Property Name	Default	Description
spark.rss.access.timeout.ms	10000	The timeout to access Uniffle coordinator
spark.rss.client.access.retry.interval.ms	20000	The interval between retries fallback to SortShuffleManager
spark.rss.client.access.retry.times	0	The number of retries fallback to SortShuffleManager

Client Quorum Setting

Uniffle supports client-side quorum protocol to tolerant shuffle server crash. This feature is client-side behaviour, in which shuffle writer sends each block to multiple servers, and shuffle readers could fetch block data from one of server. Since sending multiple replicas of blocks can reduce the shuffle performance and resource consumption, we designed it as an optional feature.
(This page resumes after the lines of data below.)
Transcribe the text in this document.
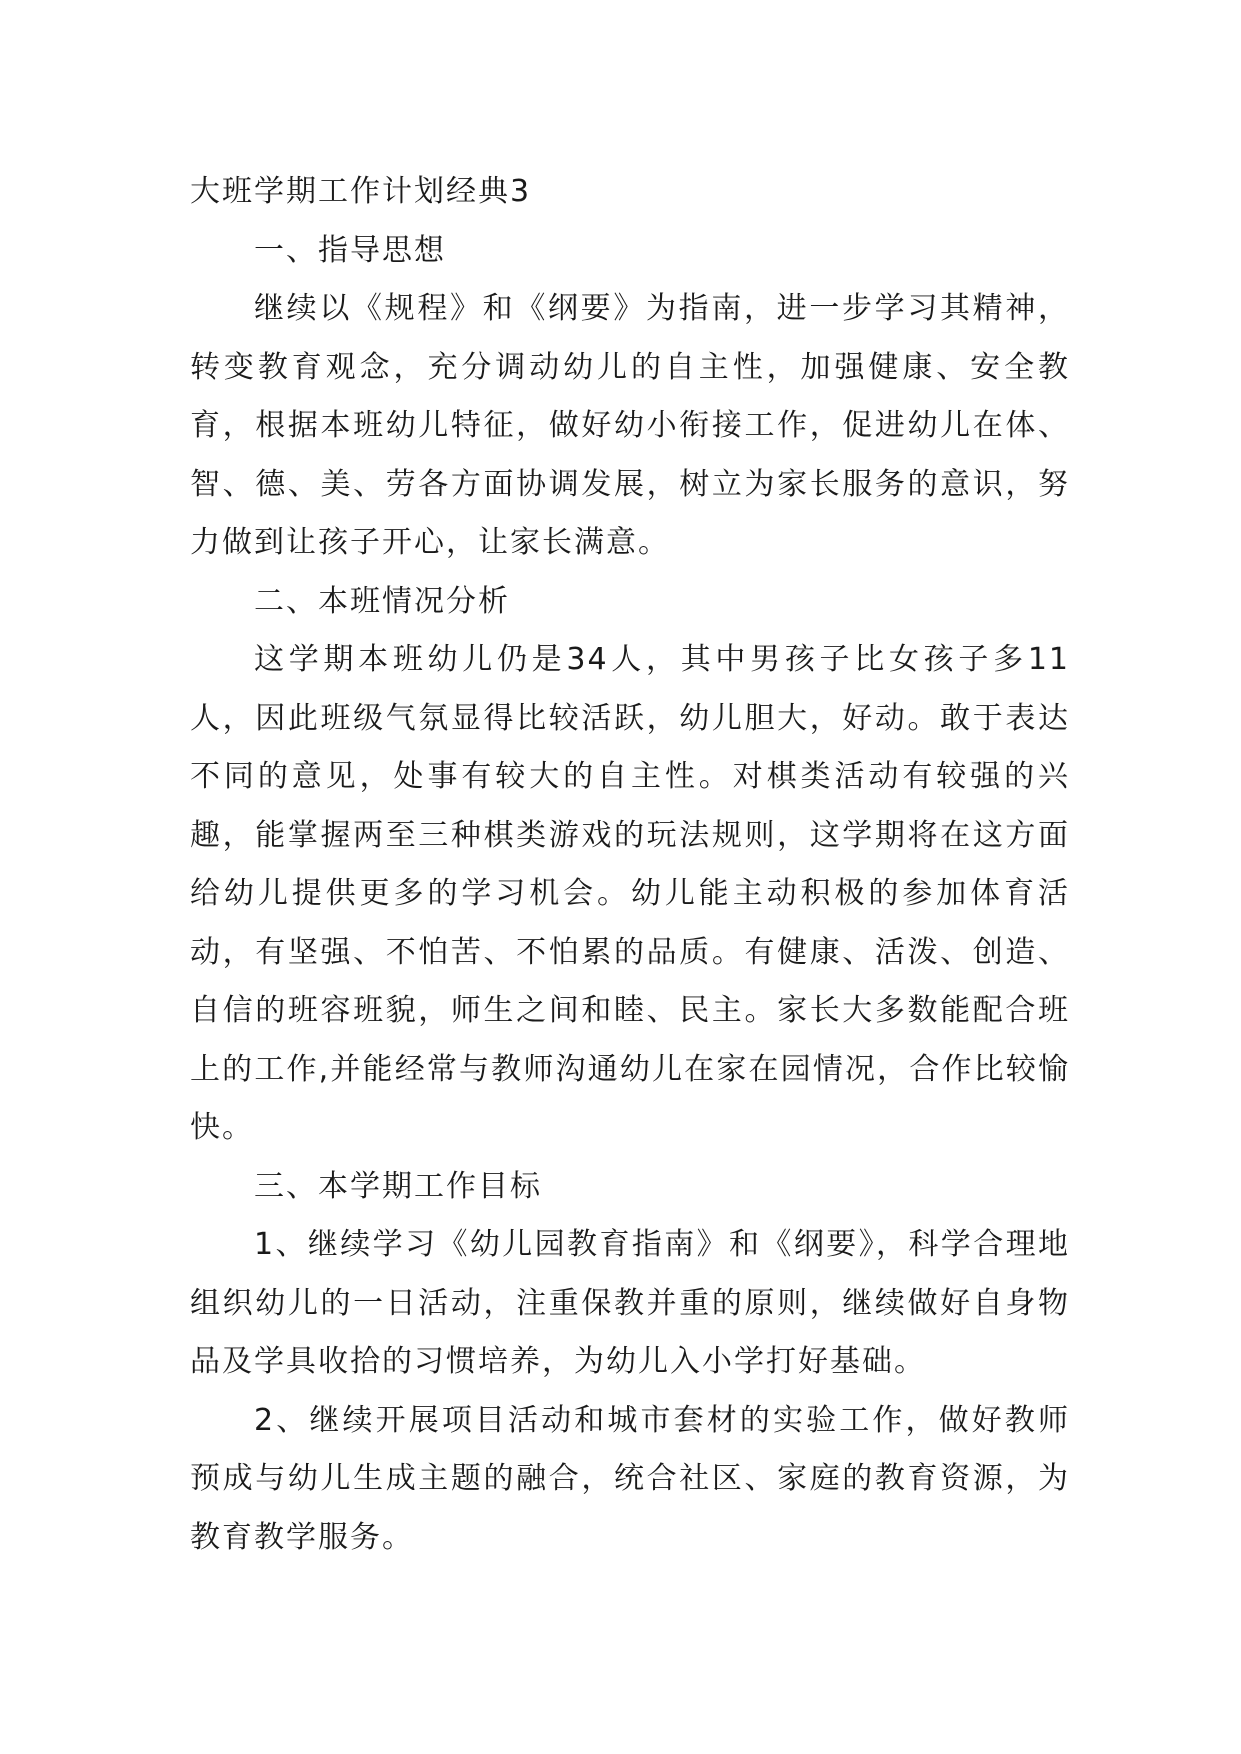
大班学期工作计划经典3

一、指导思想

继续以《规程》和《纲要》为指南，进一步学习其精神，转变教育观念，充分调动幼儿的自主性，加强健康、安全教育，根据本班幼儿特征，做好幼小衔接工作，促进幼儿在体、智、德、美、劳各方面协调发展，树立为家长服务的意识，努力做到让孩子开心，让家长满意。

二、本班情况分析

这学期本班幼儿仍是34人，其中男孩子比女孩子多11人，因此班级气氛显得比较活跃，幼儿胆大，好动。敢于表达不同的意见，处事有较大的自主性。对棋类活动有较强的兴趣，能掌握两至三种棋类游戏的玩法规则，这学期将在这方面给幼儿提供更多的学习机会。幼儿能主动积极的参加体育活动，有坚强、不怕苦、不怕累的品质。有健康、活泼、创造、自信的班容班貌，师生之间和睦、民主。家长大多数能配合班上的工作,并能经常与教师沟通幼儿在家在园情况，合作比较愉快。

三、本学期工作目标

1、继续学习《幼儿园教育指南》和《纲要》，科学合理地组织幼儿的一日活动，注重保教并重的原则，继续做好自身物品及学具收拾的习惯培养，为幼儿入小学打好基础。

2、继续开展项目活动和城市套材的实验工作，做好教师预成与幼儿生成主题的融合，统合社区、家庭的教育资源，为教育教学服务。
Property Name	Default	Description
<client_type>.rss.data.replica	1	The max server number that each block can be send by client in quorum protocol
<client_type>.rss.data.replica.write	1	The min server number that each block should be send by client successfully
<client_type>.rss.data.replica.read	1	The min server number that metadata should be fetched by client successfully

Notice:

spark.rss.data.replica.write + spark.rss.data.replica.read > spark.rss.data.replica

Recommended examples:

Performance First (default)

spark.rss.data.replica 1
spark.rss.data.replica.write 1
spark.rss.data.replica.read 1

Fault-tolerant First

spark.rss.data.replica 3
spark.rss.data.replica.write 2
spark.rss.data.replica.read 2

Spark Specialized Setting

The important configuration is listed as following.

Property Name	Default	Description
spark.rss.writer.buffer.spill.size	128m	Buffer size for total partition data
spark.rss.client.send.size.limit	16m	The max data size sent to shuffle server
spark.rss.client.unregister.thread.pool.size	10	The max size of thread pool of unregistering
spark.rss.client.unregister.request.timeout.sec	10	The max timeout sec when doing unregister to remote shuffle-servers

MapReduce Specialized Setting

Property Name	Default	Description
mapreduce.rss.client.max.buffer.size	3k	The max buffer size in map side
mapreduce.rss.client.batch.trigger.num	50	The max batch of buffers to send data in map side

Remote Spill (Experimental)

In cloud environment, VM may have very limited disk space and performance. This experimental feature allows reduce tasks to spill data to remote storage (e.g., hdfs)

Property Name	Default	Description
mapreduce.rss.reduce.remote.spill.enable	false	Whether to use remote spill
mapreduce.rss.reduce.remote.spill.attempt.inc	1	Increase reduce attempts as hdfs is easier to crash than disk
mapreduce.rss.reduce.remote.spill.replication	1	The replication number to spill data to hdfs
mapreduce.rss.reduce.remote.spill.retries	5	The retry number to spill data to hdfs

Notice: this feature requires the MEMORY_LOCAL_HDFS mode.